It's the same problem, over and over again: the master device uses MTD
helpers on its unregistered/unitialized subdevices. The following diff
should fix the issue, but let's be honest, it's just papering over the
real design issue, that his, MTD implementations use the MTD helpers
assuming nothing needs to be initialized. So, I'm tempted to just drop
the series and work an a more robust solution. In the meantime, I guess
getting back to a raw-NAND-only fix would make sense.
--->8---
diff --git a/include/linux/mtd/mtd.h b/include/linux/mtd/mtd.h
index 2739a48e9b64..7926137b3645 100644
--- a/include/linux/mtd/mtd.h
+++ b/include/linux/mtd/mtd.h
@@ -490,6 +490,9 @@ static inline void mtd_start_access(struct mtd_info *master)
if (!master->_suspend)
return;
+ if (WARN_ON_ONCE(!device_is_registered(&master->dev)))
+ return;
+
/*
* Wait until the device is resumed. Should we have a
* non-blocking mode here?
@@ -509,6 +512,9 @@ static inline void mtd_end_access(struct mtd_info *master)
if (!master->_suspend)
return;
+ if (WARN_ON_ONCE(!device_is_registered(&master->dev)))
+ return;
+
up_read(&master->master.suspend_lock);
}
@@ -592,13 +598,17 @@ static inline int mtd_suspend(struct mtd_info *mtd)
if (!master->_suspend)
return ret;
- down_write(&master->master.suspend_lock);
+ if (!WARN_ON_ONCE(!device_is_registered(&master->dev)))

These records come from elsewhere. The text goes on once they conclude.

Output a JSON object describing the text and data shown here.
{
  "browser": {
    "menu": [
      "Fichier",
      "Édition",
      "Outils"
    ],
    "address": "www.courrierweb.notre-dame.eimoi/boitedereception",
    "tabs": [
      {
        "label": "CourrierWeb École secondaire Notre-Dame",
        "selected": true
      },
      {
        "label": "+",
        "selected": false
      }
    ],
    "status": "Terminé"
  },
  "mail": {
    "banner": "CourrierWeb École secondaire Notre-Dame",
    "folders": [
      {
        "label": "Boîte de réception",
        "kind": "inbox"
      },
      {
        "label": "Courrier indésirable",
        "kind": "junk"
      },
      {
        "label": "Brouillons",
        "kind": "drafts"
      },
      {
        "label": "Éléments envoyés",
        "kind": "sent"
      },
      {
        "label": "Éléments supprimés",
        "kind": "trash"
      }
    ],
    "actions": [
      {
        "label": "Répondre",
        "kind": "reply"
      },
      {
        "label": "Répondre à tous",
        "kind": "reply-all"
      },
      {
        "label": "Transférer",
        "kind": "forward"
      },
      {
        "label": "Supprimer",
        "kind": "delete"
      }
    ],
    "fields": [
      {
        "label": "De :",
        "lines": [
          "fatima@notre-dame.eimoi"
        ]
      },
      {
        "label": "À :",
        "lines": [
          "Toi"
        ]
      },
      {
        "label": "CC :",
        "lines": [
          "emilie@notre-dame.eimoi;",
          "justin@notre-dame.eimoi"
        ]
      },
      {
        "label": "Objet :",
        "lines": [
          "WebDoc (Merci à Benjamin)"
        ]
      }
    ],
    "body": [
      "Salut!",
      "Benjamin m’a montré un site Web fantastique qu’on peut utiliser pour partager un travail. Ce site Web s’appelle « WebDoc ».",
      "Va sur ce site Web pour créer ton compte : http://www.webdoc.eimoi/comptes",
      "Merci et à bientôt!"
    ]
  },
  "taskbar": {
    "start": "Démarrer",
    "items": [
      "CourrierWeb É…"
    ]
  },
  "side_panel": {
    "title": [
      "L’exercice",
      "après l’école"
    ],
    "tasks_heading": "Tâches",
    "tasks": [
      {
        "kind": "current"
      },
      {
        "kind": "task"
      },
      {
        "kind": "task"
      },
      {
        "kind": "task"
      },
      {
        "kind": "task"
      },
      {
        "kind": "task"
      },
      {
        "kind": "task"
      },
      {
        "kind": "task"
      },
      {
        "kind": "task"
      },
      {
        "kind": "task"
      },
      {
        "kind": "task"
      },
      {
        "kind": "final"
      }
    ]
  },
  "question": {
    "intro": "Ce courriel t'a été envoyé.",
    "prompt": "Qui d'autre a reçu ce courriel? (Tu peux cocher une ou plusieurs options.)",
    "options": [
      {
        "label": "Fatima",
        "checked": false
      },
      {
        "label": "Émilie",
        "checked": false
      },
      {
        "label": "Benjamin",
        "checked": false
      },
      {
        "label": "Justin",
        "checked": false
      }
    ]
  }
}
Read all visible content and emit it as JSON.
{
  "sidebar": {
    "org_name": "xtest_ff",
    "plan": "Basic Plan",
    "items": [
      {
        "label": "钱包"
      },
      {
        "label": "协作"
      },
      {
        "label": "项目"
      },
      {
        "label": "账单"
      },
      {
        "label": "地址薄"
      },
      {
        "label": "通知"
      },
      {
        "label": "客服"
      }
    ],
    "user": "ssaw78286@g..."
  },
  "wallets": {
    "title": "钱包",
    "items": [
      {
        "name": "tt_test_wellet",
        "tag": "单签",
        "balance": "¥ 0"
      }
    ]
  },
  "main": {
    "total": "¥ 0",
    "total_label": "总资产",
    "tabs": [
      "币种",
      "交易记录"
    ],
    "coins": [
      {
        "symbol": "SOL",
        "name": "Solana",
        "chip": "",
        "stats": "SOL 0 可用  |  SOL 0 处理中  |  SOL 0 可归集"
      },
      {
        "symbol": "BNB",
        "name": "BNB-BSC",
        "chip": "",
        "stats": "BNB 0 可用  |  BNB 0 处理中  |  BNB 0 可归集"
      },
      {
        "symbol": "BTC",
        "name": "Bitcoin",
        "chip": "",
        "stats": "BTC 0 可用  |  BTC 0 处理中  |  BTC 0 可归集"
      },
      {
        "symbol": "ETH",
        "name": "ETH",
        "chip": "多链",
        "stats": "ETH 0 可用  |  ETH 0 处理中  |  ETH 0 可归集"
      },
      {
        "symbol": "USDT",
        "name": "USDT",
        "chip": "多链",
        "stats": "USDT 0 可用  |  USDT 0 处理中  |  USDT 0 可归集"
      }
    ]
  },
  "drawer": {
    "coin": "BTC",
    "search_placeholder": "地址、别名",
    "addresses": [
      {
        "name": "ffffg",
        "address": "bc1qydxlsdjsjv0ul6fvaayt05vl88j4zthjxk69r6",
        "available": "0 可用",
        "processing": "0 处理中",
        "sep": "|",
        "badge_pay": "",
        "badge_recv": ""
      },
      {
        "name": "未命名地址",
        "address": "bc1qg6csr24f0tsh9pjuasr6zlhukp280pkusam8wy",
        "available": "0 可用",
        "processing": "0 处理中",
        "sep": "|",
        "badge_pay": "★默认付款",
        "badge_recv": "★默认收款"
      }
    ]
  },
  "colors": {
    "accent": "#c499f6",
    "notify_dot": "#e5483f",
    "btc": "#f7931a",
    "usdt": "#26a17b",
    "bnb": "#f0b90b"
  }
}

+ down_write(&master->master.suspend_lock);
+
if (!master->master.suspended) {
ret = master->_suspend(master);
if (!ret)
master->master.suspended = 1;
}
- up_write(&master->master.suspend_lock);
+
+ if (device_is_registered(&master->dev))
+ up_write(&master->master.suspend_lock);
return ret;
}
@@ -610,7 +620,9 @@ static inline void mtd_resume(struct mtd_info *mtd)
if (!master->_suspend)
return;
- down_write(&master->master.suspend_lock);
+ if (!WARN_ON_ONCE(!device_is_registered(&master->dev)))
+ down_write(&master->master.suspend_lock);
+
if (master->master.suspended) {
if (master->_resume)
master->_resume(master);
@@ -620,7 +632,9 @@ static inline void mtd_resume(struct mtd_info *mtd)
/* The MTD dev has been resumed, wake up all waiters. */
wake_up_all(&master->master.resume_wq);
}
- up_write(&master->master.suspend_lock);
+
+ if (device_is_registered(&master->dev))
+ up_write(&master->master.suspend_lock);
}
static inline uint32_t mtd_div_by_eb(uint64_t sz, struct mtd_info *mtd)